A Reading in SIS Forms

The code for this report is specific to data logged in the G-324A-19 form and the incident summaries portion of that form. The incident summary portion of this form is probably the most complex data structure in the project and also contains the largest volume of quantitative information. Therefore, it seemed like a good place to start with an initial proof of concept.

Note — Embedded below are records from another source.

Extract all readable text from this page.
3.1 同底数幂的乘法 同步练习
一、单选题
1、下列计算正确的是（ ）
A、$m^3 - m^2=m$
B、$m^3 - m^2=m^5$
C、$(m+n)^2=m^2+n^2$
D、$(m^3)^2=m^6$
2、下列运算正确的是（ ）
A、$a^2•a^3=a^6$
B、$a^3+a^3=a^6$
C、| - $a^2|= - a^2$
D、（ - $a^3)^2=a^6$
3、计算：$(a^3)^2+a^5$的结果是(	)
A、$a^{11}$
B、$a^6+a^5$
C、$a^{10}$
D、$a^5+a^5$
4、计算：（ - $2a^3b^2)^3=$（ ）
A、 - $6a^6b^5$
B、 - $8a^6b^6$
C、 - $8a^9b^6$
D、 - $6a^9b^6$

At the outset, there were issues reading in the Google Sheet. Several of the numeric columns read into R as lists which was undesirable. In the Google Sheet, Craig set the columns to plain text rather than auto and the data are read into R as character columns. This seemed to resolve the issue for a time, and it was possible to use the type_convert() function from the readr library (Wickham, Hester, and Bryan 2022) to convert these columns to numbers. The col_types argument of the read_sheet function of the googlesheets4 library (Bryan 2021) was used to explicitly set the column types to character. After applying the clean_facility_names custom function, additional transformations like converting facility to a factor are applied.

There were some issues using lubridate (Spinu, Grolemund, and Wickham 2021) to wrangle the month and year fields to a proper date. Craig was not able to discern the cause of the issue. However, changing the month format on the incident sheet from abbreviated to fully written out months solved the issue. Those changes were made in the master Google Sheet and the data were called using the googlesheets4 library.

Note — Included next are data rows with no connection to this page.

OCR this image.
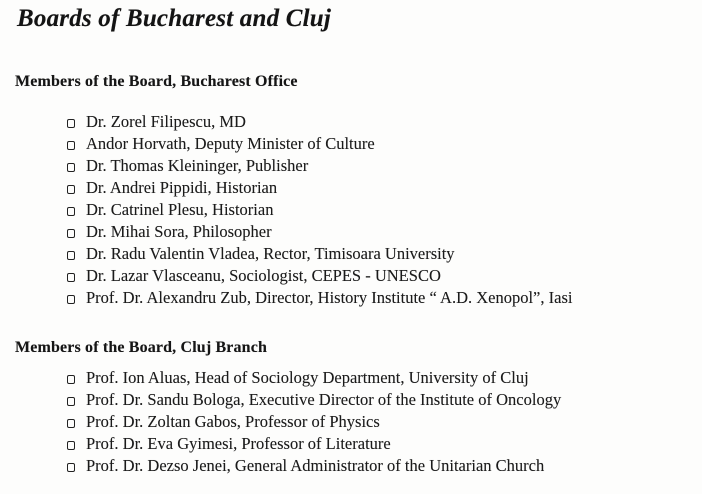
Boards of Bucharest and Cluj
Members of the Board, Bucharest Office
Dr. Zorel Filipescu, MD
Andor Horvath, Deputy Minister of Culture
Dr. Thomas Kleininger, Publisher
Dr. Andrei Pippidi, Historian
Dr. Catrinel Plesu, Historian
Dr. Mihai Sora, Philosopher
Dr. Radu Valentin Vladea, Rector, Timisoara University
Dr. Lazar Vlasceanu, Sociologist, CEPES - UNESCO
Prof. Dr. Alexandru Zub, Director, History Institute “ A.D. Xenopol”, Iasi
Members of the Board, Cluj Branch
Prof. Ion Aluas, Head of Sociology Department, University of Cluj
Prof. Dr. Sandu Bologa, Executive Director of the Institute of Oncology
Prof. Dr. Zoltan Gabos, Professor of Physics
Prof. Dr. Eva Gyimesi, Professor of Literature
Prof. Dr. Dezso Jenei, General Administrator of the Unitarian Church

At present 382 SIS and inspection cover letter combinations out of approximately 300 inspections are complete. The completed inspections range in time from 2019-09-06 to 2021-07-01. Students are now working on older SIS forms which are structured differently. The preliminary EDA in this document is restricted to the more current SIS forms which were first used in May 2019.

A.1 Summary Tables

Summary tables help to provide an overview of how many instances occur within particular category of data or how frequent a particular issue is recorded at a given facility. Summary tables are generated using a combination of group_by with summarize with the results piped to kable and kableExtra. This produces results similar to a “pivot table” from Excel.

A.2 Facet Plots

Facet plots partition each portion of a plot into a matrix of panels. These plots are produced for several categories of data where each panel represents a facility for a given variable reported in the SIS form. Within each category, columns are pivoted longer and plotted by date. Graphing is done using the ggplot2 library (Wickham, Chang, et al. 2021) with the facet_wrap function to provide a means to compare multiple facilities simultaneously. Such a plot can help identify trends and guide more specific questions.